Recursive transformers: Aiding DL models to better extrapolate on unseen data

Name of Project: ReAct - Recurrence for Attention (Yes I’m looking for cooler names, suggestions welcome! :rocket:)

Proposal in one sentence: Attempting to explore how recurrence as a prior can help Transformers extrapolate to unseen datapoints during inference/deployment

Description of the project and what problem it is solving: Current DL/AI models can’t extrapolate well to datapoints unseen during training, a capability which arises from scale. By imbuing recurrent priors, I aim to replicate the same ability for much cheaper and smaller models which can be deployed in a practical setting and thus are more feasible for consumers to train and research on without requiring a cluster of expensive GPUs.

It is highly experimental and technical, so please let me know in the comments what parts I should elaborate on - otherwise I’d be filling pages here with papers and explanations.

Grant Deliverables:
choose deliverables you can complete in a month’s worth of part-time work

  • PoC of extrapolation on Arithmetic task (simple addition) outside 1-2 digits from its training dataset.
  • In 3-4 months, being able to scale the above and empirically show model can extrapolate to distinct OOD samples

Spread the Love

If you plan to use some of the funds to reward contributions from other community members, please describe your desired roles/skillsets e.g. looking for a data scientist to work with me to develop a machine learning model. If successful, this role will be advertised on the Algovera opportunities board and DeWork.

Squad

Squad Lead:

  • Twitter handle: N/A
  • discord handle: Awesome_Ruler_007#7922

Additional notes for proposals

  • Here’s the WandB report for progress tracking: WandB Notes Dashboard
    → All Code, Configs, Notes, Ideas, Model Checkpoints, Logs and performance results are synced on WandB automatically

  • Grant Money would go for hardware and GPU-hours for training models. Since every iteration is expensive, I try to work as effectively as possible but there’s a limit here. I believe the grant can help be accelerate my research and hopefully get a PoC out to confirm whether this direction is worth pursuing.


I have a brief writeup here that is semi-technical. As again, I can go in-depth in explanations as warranted - lmk below.

Basically, its exploring how recurrence as a prior can aid in OOD generalization and allowing for dynamic compute and memory at inference time (dataset ratios and tokenization matter too but broadly these are key areas)
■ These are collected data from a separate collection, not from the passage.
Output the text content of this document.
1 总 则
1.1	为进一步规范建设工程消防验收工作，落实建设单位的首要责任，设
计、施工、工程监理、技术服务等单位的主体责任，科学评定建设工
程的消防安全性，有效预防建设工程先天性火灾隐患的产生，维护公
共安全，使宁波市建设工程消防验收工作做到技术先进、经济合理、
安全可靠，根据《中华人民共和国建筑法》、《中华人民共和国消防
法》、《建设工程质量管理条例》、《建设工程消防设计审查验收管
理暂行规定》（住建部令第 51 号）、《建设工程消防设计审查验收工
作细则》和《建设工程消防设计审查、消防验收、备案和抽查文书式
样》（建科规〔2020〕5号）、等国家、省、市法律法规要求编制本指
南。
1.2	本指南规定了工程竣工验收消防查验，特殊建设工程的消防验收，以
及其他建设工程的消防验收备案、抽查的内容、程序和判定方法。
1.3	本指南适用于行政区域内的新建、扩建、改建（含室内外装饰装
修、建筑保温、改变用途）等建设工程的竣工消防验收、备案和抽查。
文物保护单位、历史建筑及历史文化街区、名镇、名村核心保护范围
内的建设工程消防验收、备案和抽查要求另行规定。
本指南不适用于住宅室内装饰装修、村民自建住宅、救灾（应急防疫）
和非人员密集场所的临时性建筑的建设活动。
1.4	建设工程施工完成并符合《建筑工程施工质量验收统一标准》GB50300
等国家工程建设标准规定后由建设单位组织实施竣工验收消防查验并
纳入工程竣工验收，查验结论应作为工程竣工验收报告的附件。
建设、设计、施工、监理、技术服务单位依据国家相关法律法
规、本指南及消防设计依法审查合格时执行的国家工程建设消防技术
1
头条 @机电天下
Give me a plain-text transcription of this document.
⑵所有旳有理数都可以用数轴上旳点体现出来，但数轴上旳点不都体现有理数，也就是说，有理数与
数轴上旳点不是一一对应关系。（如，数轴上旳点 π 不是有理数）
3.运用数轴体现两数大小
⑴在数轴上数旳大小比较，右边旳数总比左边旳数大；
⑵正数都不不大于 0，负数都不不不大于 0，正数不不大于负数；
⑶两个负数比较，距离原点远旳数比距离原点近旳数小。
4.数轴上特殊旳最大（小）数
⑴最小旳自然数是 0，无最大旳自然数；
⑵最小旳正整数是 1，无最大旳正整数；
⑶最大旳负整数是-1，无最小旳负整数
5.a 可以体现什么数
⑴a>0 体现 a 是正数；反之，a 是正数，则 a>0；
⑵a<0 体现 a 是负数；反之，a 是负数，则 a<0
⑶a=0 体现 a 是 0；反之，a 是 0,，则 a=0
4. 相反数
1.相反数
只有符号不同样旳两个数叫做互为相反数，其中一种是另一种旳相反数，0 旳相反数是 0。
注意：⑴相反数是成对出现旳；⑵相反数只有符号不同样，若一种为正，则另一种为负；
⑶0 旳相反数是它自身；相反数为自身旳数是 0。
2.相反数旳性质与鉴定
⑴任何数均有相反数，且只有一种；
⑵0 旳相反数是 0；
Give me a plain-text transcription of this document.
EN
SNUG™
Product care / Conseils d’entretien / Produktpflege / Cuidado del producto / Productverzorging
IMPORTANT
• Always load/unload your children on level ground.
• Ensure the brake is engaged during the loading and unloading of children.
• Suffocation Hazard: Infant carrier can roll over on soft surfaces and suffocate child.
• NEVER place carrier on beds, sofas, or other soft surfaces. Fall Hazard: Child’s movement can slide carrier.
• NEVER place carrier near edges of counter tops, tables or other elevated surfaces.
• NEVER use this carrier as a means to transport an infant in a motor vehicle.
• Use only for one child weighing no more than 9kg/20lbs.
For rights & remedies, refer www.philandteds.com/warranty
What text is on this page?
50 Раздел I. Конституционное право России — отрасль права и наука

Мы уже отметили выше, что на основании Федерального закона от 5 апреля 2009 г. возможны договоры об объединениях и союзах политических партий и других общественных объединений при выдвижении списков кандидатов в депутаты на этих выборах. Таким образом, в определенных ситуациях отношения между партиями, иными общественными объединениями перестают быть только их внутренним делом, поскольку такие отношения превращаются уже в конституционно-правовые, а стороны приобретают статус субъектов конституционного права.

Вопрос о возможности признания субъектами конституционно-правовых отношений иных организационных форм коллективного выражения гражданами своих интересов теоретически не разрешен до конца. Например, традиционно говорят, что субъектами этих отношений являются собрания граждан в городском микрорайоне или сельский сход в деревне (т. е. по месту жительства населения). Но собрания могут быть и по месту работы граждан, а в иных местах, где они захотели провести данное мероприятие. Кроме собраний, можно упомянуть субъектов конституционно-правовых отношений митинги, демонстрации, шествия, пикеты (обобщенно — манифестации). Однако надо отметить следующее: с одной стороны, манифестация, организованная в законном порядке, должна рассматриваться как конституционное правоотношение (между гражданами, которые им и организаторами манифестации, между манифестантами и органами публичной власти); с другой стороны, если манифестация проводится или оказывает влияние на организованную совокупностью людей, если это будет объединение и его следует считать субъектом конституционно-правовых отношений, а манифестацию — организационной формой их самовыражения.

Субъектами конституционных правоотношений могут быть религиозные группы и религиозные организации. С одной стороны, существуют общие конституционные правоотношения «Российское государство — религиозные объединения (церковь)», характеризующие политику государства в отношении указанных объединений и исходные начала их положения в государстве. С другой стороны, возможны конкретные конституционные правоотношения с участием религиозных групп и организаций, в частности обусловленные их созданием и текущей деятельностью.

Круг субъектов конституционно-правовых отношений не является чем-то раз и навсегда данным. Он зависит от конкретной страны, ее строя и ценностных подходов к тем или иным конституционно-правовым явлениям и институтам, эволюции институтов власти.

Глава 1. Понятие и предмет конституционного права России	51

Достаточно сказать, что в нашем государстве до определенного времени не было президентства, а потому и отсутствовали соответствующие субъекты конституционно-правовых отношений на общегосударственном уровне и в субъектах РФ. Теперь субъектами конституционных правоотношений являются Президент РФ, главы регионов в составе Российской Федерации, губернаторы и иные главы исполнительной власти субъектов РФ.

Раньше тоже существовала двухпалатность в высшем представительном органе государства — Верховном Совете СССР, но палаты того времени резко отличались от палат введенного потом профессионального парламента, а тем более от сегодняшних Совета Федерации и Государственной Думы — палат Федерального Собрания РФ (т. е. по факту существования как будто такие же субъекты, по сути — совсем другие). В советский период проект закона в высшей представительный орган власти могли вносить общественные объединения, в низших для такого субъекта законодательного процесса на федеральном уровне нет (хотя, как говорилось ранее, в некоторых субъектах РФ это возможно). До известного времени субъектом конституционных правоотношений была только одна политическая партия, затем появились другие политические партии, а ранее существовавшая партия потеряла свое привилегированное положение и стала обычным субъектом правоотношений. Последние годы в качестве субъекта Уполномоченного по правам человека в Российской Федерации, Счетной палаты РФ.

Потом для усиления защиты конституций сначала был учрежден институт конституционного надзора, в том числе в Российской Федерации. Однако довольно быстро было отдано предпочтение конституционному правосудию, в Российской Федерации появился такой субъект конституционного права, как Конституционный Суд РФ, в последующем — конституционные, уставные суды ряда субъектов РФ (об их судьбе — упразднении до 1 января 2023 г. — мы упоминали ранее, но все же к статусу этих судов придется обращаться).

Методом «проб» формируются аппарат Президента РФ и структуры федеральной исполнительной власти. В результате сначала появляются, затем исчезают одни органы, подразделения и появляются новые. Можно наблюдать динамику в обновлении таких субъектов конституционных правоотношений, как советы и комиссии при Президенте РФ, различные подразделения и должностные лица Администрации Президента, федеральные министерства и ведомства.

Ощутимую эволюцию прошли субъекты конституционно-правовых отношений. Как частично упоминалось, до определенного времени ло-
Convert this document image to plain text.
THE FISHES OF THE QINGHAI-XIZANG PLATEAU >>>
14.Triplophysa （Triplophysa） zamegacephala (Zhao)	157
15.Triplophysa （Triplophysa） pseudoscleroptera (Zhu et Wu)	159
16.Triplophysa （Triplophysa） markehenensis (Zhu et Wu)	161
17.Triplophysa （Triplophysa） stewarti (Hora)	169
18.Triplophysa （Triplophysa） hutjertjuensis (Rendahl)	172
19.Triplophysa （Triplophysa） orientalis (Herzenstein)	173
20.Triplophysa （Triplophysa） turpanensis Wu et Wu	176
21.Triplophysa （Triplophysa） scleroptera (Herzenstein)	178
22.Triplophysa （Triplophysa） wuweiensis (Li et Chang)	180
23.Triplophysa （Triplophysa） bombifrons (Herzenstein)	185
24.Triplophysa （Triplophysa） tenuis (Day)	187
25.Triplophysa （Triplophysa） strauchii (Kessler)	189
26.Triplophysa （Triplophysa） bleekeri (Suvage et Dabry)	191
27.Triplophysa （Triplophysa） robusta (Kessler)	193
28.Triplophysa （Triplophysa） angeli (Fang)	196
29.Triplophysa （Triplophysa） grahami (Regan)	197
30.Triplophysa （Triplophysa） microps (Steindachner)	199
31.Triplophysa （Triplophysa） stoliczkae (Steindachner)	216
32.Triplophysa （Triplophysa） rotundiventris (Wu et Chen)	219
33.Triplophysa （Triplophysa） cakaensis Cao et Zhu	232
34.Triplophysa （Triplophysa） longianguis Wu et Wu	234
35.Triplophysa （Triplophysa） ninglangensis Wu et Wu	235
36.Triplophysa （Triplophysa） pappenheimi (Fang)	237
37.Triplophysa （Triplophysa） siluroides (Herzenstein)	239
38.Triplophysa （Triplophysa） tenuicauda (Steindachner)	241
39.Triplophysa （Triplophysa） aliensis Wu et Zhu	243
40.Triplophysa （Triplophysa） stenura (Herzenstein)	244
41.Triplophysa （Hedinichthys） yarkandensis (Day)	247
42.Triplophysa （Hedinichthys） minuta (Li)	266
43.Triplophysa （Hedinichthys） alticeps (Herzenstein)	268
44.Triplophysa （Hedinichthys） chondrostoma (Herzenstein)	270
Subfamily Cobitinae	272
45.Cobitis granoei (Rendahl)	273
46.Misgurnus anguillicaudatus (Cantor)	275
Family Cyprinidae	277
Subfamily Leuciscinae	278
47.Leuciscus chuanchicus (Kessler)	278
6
I’m basing my exploration/experimentation off this interesting result: https://twitter.com/tomgoldsteincs/status/1596210043019722752?cxt=HHwWgIDQkfek8KYsAAAA
This paper demonstrated how CNNs can OOD extrapolate at inference time just by scaling iterations. They leverage a CNN trained to solve 9x9 mazes, which extrapolates to 801x801 mazes even - while conventional convnets barely generalize to 13x13 sized ones. (While the method looks extremely similar to diffusion, the difference is that we frame the entire process as a single Markovian chain and don’t denoise, thus saving on compute)

Interestingly, I’ve already tried some preliminary experiments. Turns out, learning f(x)=x is much faster for this arch than memorizing a simple sequence! So the hypothesis of recurrence being a strong prior against overfitting and promoting generalization has some support empirically.

(Very) Initial runs on addition seem to generalize decently on a couple of digits outside training distribution. Further experimentation would be needed to see whether I can push that to its limits and generalize for more than a handful of digits.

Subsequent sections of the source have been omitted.